Throughout my career, I worked with accountants who had definite instructions from our owners to collect financial information that would allow them to accurately report “profit and loss” according to GAAP (Generally Accepted Accounting Principles) and to file an accurate tax return to the IRS.
To that, we managers insisted that we be presented with financial information that would help us make better strategic and operational decisions. Our desire was to accomplish this with one chart of accounts and a single general ledger. We couldn’t always make that work and sometimes we didn’t get exactly the managerial information or presentation that we would like, but it was good enough.
I was trained as an agricultural economist and have continued my relationship with farm and ranch economists to this day. Many economists will tell you that most ranches lose money nearly every year. They will also tell you that many are “lifestyle” ventures which are subsidized with off-ranch income. Hearing these kinds of discussions, after having managed profitable ranches for the better part of 40 years, disturbs me.
What is profit? Dictionary definitions, economists’ definitions and accountants’ definitions are not in complete agreement. So, who do you agree with, and how do you proceed? Let’s discuss a little.
One of the dictionary definitions defines profit as “an advantage or benefit derived from an activity.” We must recognize that many who own small ranches, and there are many, don’t mentally or emotionally do their accounting the same way a typical business would. For example, they put their own labor on the returns side of the ledger. Part of their fun in life or enjoyment is going to the farm after work and working with the land or the livestock. They don’t call that a “cost” but rather part of the return for their investment in the farm.
They also get a lot of dual use of equipment. The farm pickup is also the vehicle they drive to their off-ranch job while their spouse drives the family car. The four-wheelers or side-by-sides are used for family fun and also used for ranch chores. The same might be said for horses. To me, those perks can legitimately be considered as non-cash returns to the business. How does formal GAAP accounting deal with that?
I’m not ready to buy that most of these small farms and ranches are unprofitable. If we don’t count the owner’s labor and don’t take a full load of depreciation, fuel and repairs for the dual use of pickups, four-wheelers, side-by-sides, horses and other sources of enjoyment; I think many of them will operate without taking money from the family living accounts. Some may even contribute cash to the family living account. They should; and if they don’t, they need to manage better.
These small farms can be the toughest competition for full-time operations. Think about it: they don’t care if the owner gets paid in cash for his labor. The enhancement to his/her quality of life is sufficient return.
Many of them are debt-free and operate simply. When full-time operators count costs the way they have to and pay themselves a salary or draw, the after-work farmers can be pretty tough competition. Some might even call that unfair competition.
However, I have no problem with it if they can run on internally generated cash and not depend on a continual infusion of cash from off-farm sources.

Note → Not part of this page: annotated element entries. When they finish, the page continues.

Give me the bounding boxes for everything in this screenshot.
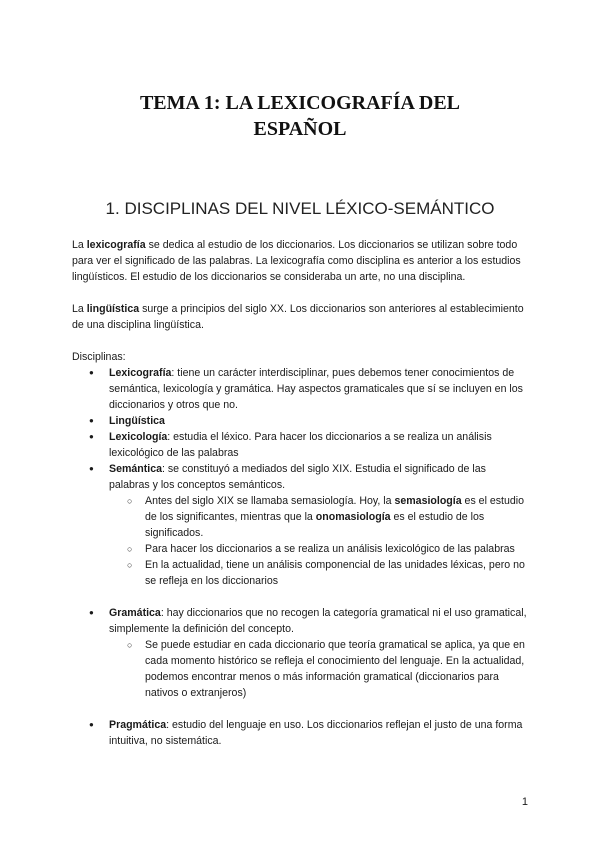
list-item-gramatica	[72, 605, 528, 701]
text: surge a principios del siglo XX. Los diccionarios son anteriores al establecimiento de una disciplina lingüística.	[72, 303, 524, 331]
bold-term: Lingüística	[109, 415, 165, 427]
bold-term: Pragmática	[109, 719, 167, 731]
text: La	[72, 239, 87, 251]
paragraph-linguistica	[72, 301, 528, 333]
title-line-2: ESPAÑOL	[253, 118, 347, 140]
list-item-semantica	[72, 461, 528, 589]
sublist-item: ○ En la actualidad, tiene un análisis componencial de las unidades léxicas, pero no se refleja en los diccionarios	[109, 557, 528, 589]
text: : tiene un carácter interdisciplinar, pues debemos tener conocimientos de semántica, lexicología y gramática. Hay aspectos gramaticales que sí se incluyen en los diccionarios y otros que no.	[109, 367, 523, 411]
bold-term: Gramática	[109, 607, 161, 619]
disciplinas-label: Disciplinas:	[72, 351, 126, 363]
list-item-lexicologia	[72, 429, 528, 461]
bold-term: onomasiología	[315, 511, 391, 523]
section-heading: 1. DISCIPLINAS DEL NIVEL LÉXICO-SEMÁNTICO	[105, 199, 495, 218]
gramatica-sublist	[109, 637, 528, 701]
semantica-sublist	[109, 493, 528, 589]
text: Antes del siglo XIX se llamaba semasiología. Hoy, la	[145, 495, 395, 507]
text: : se constituyó a mediados del siglo XIX. Estudia el significado de las palabras y los conceptos semánticos.	[109, 463, 486, 491]
title-line-1: TEMA 1: LA LEXICOGRAFÍA DEL	[139, 92, 461, 114]
text: : estudio del lenguaje en uso. Los diccionarios reflejan el justo de una forma intuitiva, no sistemática.	[109, 719, 523, 747]
sublist-item: ○ Para hacer los diccionarios a se realiza un análisis lexicológico de las palabras	[109, 541, 528, 557]
list-item-linguistica	[72, 413, 528, 429]
list-item-lexicografia	[72, 365, 528, 413]
bold-term: Lexicografía	[109, 367, 172, 379]
page-number: 1	[521, 796, 528, 808]
disciplinas-list	[72, 365, 528, 749]
bold-term: Lexicología	[109, 431, 168, 443]
list-item-pragmatica	[72, 717, 528, 749]
bold-term: Semántica	[109, 463, 162, 475]
bold-term: lingüística	[86, 303, 140, 315]
paragraph-lexicografia	[72, 237, 528, 285]
document-title	[60, 90, 540, 142]
sublist-item	[109, 493, 528, 541]
bold-term: lexicografía	[86, 239, 146, 251]
text: La	[72, 303, 87, 315]
text: se dedica al estudio de los diccionarios. Los diccionarios se utilizan sobre todo para ver el significado de las palabras. La lexicografía como disciplina es anterior a los estudios lingüísticos. El estudio de los diccionarios se consideraba un arte, no una disciplina.	[72, 239, 521, 283]
document-body	[72, 237, 528, 749]
text: es el estudio de los significantes, mientras que la	[145, 495, 525, 523]
text: : hay diccionarios que no recogen la categoría gramatical ni el uso gramatical, simplemente la definición del concepto.	[109, 607, 527, 635]
text: es el estudio de los significados.	[145, 511, 485, 539]
text: : estudia el léxico. Para hacer los diccionarios a se realiza un análisis lexicológico de las palabras	[109, 431, 492, 459]
sublist-item: ○ Se puede estudiar en cada diccionario que teoría gramatical se aplica, ya que en cada momento histórico se refleja el conocimiento del lenguaje. En la actualidad, podemos encontrar menos o más información gramatical (diccionarios para nativos o extranjeros)	[109, 637, 528, 701]
bold-term: semasiología	[394, 495, 462, 507]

Truth is that I have a real disgust for farm or ranch operations that are continually subsidized from off-farm sources if the land is paid for. They should, at the very least, be self-sustaining.
Ranch operations will not support large indebtedness. However, when you combine operating returns with land value appreciation on well-operated ranches, the combined returns will compare very favorably with or even exceed stock market performance if the land is paid for. I think it is wise to use excess earnings from any source to buy agricultural land. It is not wise to incur a lot of indebtedness (relative to assets) to buy land.

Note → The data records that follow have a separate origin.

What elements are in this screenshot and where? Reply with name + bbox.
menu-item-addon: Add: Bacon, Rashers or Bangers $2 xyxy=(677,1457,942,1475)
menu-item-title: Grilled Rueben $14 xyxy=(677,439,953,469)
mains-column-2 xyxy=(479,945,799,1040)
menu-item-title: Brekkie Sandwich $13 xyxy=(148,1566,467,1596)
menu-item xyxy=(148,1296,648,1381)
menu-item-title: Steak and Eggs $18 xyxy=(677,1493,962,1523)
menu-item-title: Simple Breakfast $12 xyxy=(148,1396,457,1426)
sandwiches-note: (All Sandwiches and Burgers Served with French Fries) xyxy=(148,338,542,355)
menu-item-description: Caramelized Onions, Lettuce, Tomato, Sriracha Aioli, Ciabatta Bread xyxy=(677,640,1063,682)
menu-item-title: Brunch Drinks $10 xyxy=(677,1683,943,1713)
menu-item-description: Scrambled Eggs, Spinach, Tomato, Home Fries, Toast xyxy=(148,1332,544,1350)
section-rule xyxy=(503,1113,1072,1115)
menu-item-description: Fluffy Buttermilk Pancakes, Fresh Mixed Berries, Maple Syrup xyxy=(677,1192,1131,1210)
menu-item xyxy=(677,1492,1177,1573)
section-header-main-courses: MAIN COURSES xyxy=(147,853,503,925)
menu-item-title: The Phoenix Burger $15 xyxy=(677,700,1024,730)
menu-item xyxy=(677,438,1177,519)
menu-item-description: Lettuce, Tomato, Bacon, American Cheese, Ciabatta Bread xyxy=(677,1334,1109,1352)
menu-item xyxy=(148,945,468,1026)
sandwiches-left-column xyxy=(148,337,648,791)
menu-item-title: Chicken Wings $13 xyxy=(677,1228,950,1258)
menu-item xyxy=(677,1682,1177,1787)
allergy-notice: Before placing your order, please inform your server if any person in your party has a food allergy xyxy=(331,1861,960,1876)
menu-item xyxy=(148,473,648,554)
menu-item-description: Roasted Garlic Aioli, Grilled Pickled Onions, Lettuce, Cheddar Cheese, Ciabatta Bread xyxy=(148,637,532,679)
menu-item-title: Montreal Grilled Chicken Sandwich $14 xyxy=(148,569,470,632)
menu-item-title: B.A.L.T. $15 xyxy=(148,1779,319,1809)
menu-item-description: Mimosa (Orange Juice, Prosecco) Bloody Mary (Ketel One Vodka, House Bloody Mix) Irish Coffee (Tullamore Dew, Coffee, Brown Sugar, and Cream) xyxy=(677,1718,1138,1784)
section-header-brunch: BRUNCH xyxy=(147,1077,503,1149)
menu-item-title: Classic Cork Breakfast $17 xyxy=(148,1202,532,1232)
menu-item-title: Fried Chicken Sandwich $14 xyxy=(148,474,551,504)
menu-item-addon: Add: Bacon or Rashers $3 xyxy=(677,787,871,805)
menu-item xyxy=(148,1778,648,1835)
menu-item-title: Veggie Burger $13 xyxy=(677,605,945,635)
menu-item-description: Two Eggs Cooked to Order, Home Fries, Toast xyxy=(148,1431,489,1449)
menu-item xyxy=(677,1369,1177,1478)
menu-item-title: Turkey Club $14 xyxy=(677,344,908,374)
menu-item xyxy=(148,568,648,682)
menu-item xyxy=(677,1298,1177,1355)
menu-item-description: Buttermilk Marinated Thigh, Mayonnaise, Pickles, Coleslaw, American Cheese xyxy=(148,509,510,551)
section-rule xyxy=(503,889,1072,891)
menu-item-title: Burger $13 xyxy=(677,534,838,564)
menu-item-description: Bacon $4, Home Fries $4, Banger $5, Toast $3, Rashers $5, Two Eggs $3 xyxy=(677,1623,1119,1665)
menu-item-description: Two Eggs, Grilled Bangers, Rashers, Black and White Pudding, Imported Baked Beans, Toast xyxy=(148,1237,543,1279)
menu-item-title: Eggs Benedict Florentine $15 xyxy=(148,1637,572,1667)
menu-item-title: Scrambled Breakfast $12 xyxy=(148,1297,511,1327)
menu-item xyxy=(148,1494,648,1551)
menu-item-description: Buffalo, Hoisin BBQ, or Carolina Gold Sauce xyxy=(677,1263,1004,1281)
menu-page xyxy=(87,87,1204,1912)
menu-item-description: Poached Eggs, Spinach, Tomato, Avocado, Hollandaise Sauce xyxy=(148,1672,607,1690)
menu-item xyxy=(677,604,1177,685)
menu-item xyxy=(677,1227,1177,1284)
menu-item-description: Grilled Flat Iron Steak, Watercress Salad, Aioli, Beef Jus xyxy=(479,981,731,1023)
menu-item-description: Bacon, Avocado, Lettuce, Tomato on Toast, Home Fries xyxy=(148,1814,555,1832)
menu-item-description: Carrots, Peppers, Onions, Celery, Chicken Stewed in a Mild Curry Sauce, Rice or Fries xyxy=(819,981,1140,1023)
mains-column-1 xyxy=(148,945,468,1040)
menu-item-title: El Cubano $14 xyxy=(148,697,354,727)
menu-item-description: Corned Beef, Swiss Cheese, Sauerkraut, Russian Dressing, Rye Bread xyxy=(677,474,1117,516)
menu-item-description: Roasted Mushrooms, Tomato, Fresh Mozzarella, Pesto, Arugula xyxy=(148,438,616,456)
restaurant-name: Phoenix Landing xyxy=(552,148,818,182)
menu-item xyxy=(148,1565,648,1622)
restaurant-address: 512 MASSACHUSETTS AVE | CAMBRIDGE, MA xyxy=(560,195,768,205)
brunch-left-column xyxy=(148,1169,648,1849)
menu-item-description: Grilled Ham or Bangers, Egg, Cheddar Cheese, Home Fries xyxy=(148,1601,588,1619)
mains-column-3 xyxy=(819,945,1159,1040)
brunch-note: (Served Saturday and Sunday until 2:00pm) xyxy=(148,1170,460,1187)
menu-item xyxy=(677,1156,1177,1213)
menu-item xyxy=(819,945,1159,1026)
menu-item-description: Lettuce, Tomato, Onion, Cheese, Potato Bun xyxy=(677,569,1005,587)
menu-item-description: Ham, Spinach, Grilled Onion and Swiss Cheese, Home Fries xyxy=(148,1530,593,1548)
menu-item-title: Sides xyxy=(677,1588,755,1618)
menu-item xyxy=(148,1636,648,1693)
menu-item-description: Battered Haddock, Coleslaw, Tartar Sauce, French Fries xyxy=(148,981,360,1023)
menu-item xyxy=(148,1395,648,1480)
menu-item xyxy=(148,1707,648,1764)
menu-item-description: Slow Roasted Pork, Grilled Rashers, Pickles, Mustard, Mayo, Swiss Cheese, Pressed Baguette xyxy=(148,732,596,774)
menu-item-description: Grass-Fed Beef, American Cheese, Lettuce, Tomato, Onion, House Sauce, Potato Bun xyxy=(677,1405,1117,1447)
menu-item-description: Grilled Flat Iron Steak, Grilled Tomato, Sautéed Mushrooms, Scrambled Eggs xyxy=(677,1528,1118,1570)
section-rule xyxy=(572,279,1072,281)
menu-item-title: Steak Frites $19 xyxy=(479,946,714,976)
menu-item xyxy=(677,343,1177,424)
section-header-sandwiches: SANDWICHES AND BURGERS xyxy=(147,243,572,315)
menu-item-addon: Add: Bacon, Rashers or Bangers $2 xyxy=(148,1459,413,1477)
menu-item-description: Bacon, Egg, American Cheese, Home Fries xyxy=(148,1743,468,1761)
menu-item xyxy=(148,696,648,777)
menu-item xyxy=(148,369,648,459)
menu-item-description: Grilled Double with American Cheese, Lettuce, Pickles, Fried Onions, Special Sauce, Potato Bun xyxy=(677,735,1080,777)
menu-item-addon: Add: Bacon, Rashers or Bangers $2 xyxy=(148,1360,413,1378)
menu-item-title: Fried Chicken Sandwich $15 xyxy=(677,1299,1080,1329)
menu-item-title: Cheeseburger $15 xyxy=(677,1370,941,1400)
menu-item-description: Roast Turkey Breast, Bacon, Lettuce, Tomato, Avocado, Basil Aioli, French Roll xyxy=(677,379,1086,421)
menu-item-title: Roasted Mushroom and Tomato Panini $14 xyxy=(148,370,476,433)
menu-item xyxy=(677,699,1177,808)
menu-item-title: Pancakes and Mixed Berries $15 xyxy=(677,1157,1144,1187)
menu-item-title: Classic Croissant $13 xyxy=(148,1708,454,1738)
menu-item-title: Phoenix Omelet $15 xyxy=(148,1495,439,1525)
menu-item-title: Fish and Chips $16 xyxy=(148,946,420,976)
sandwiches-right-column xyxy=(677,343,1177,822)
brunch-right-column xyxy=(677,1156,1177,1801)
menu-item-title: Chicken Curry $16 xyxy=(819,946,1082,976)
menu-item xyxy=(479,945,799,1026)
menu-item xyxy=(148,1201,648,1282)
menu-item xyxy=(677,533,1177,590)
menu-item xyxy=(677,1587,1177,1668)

I have had a few consulting clients who had lost money for a number of years. Their question to me was, “Shouldn’t a ranch at least pay the property taxes and operating costs when it is free of debt?” They loved the ranch, but were tired of subsidizing it. My answer was always, “Yes!”
I don’t understand why anyone or any non-ag business would continue to subsidize any farm or ranch with money from family or business income that could be used for family or in a profitable investment. Ranches do not have to lose money.
Then there is the concept of “opportunity cost.” The idea is to charge yourself a market rate for assets and money used in the business, even if those assets are owned and paid for. Examples are land rent for the amount it could be leased out for, or to value your ranch-produced hay at market value or retained replacement heifers at market.
That begs some questions. If I sell this hay rather than keep it for my cows, how do I feed the cows and what would that cost? Or do we liquidate? If I sell my heifer calves rather than keep them for replacements, how do I replace cows and what will that cost?
The concept of considering opportunity costs is valid and should be considered. However, it should have no place in your accounting system unless your land is one business and the livestock and other enterprises are separate businesses.
It most often raises several follow-up questions for every opportunity cost question. To answer all of those questions usually requires significant fact finding and analysis. Opportunity cost questions should be asked and answered, but the implied alternatives should be considered outside of budget preparation. These questions are seldom easy to answer.
Bottom line—there can be several ways to define “profit.” However, if your ranch generates a positive cash flow year after year, the land is improving, your livestock and feed inventories are maintaining or increasing and you are taking care of debt service; it is profitable. In the meantime, I hope you pay yourself well in addition to just working for the fun of it.